Why James Bond had to die: Daniel Craig and Barbara Broccoli on the best-kept secret in film history

“If we hadn’t found the right story in which to do it, we would have had him walk off into the sunset,” Craig continues. “But as the films progressed, we just kind of found a way to make it work. The idea of him making the ultimate ­sacrifice because he couldn’t live in the world without the people he loved just seemed right.”

A scene originally written as tragic and poignant took on a new resonance, however, during Bond’s year and a half of enforced self-­isolation, when loss became a constant drumbeat in the lives of cinemagoers around the world. After Covid reared its head in the west in early 2020, Eon acted fast, postponing the film’s release three times in order to dodge various lockdowns and pandemic waves. Then there was Safin’s evil scheme, which relied on close-contact transference of a highly infectious bioweapon. Did any of them worry this would prove too close to the bone?

“During the initial part of the pandemic, I did wonder whether there might be an issue over the nanobots being a transmissible ­person-to-person threat,” Fukunaga says. “Although it didn’t feel like there was anything offensive about the way we handled it, so there was no need to adjust it. But it did cross my mind.”

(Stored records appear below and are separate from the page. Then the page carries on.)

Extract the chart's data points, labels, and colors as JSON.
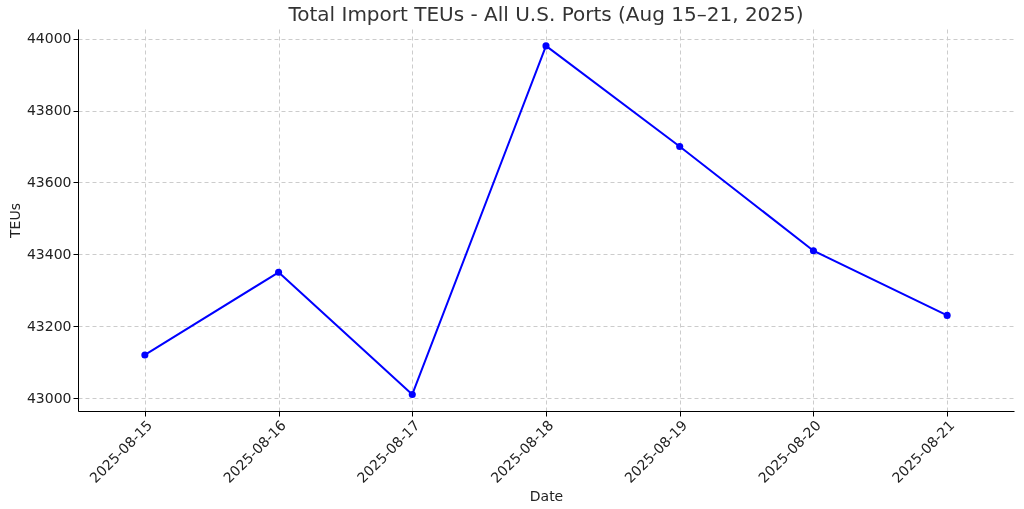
{
  "chart_data": {
    "type": "line",
    "title": "Total Import TEUs - All U.S. Ports (Aug 15–21, 2025)",
    "xlabel": "Date",
    "ylabel": "TEUs",
    "categories": [
      "2025-08-15",
      "2025-08-16",
      "2025-08-17",
      "2025-08-18",
      "2025-08-19",
      "2025-08-20",
      "2025-08-21"
    ],
    "series": [
      {
        "color": "#0000ff",
        "values": [
          43120,
          43350,
          43010,
          43980,
          43700,
          43410,
          43230
        ]
      }
    ],
    "ylim": [
      42964,
      44027
    ],
    "yticks": [
      43000,
      43200,
      43400,
      43600,
      43800,
      44000
    ],
    "grid": true,
    "marker": "circle",
    "line_style": "solid"
  }
}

“The other thing,” Broccoli quickly interjects, impressively on-message, “is that one of the big themes in the film is personal ­sacrifice. And I feel there’s a parallel between Bond’s work and the work so many people did during the pandemic – everyone on the front line putting themselves in danger; the nurses and NHS staff, the people who provide food and transportation.”

It’s a honed producer line, of course. But the film’s extraordinary commercial success (it all but ­single-handedly revived cinema­going last autumn) proves it did strike a resonant chord.

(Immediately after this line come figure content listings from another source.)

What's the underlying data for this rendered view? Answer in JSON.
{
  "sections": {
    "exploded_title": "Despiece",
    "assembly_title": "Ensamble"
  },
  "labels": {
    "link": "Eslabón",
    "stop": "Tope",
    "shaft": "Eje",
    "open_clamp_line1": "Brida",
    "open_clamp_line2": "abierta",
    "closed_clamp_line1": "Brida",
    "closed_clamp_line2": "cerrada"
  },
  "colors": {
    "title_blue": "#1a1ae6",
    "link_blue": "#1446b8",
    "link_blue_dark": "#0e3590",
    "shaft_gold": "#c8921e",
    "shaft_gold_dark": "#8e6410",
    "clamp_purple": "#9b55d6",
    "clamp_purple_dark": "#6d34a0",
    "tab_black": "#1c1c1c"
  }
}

Why does Craig think it connected? “If I knew, I would be sitting on a private island in the South Seas right now, with a fleet of yachts,” he shrugs. “I think it was beautiful and emotional and had all the right things, but when you give it to an audience, you just have to cross your fingers. Maybe because of the pandemic it did resonate in an unexpected way. But maybe people were just happy to have a reason to go out.” 

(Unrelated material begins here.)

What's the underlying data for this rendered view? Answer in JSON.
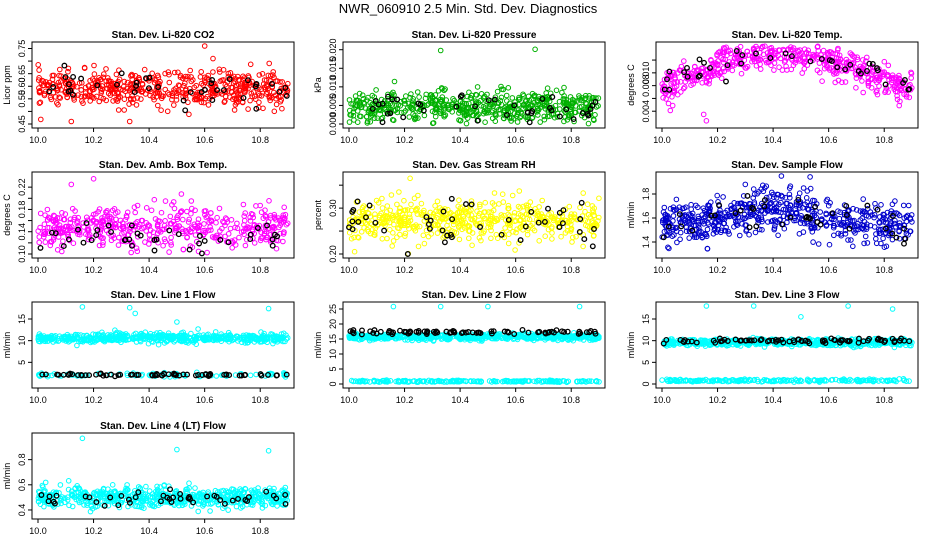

He also pays tribute to distributor MGM, who fended off substantial offers from streaming platforms to put the film online during lockdown. (It’s believed that in mid-2020, Netflix and Apple TV each offered MGM somewhere in the region of £300 million to take the film off the ­studio’s then-tied hands.)

“The money was dangled in front of us by the streaming services,” he says, “and it would have been a way to recoup losses. But they held their nerve and it worked, and thank goodness it did.”

Were they dreading that audiences would stay away? “Obviously, we felt a weight of responsibility, because the theatrical experience was in peril,” Broccoli says. “And it was very important to all of the people on this Zoom that we fought to keep the cinema ­experience alive. So that’s why we didn’t even agree to going out on a streaming platform day-and-date” – an industry term meaning a simultaneous release in cinemas and online. “It was really important to us. We make our movies to go on the big screen.”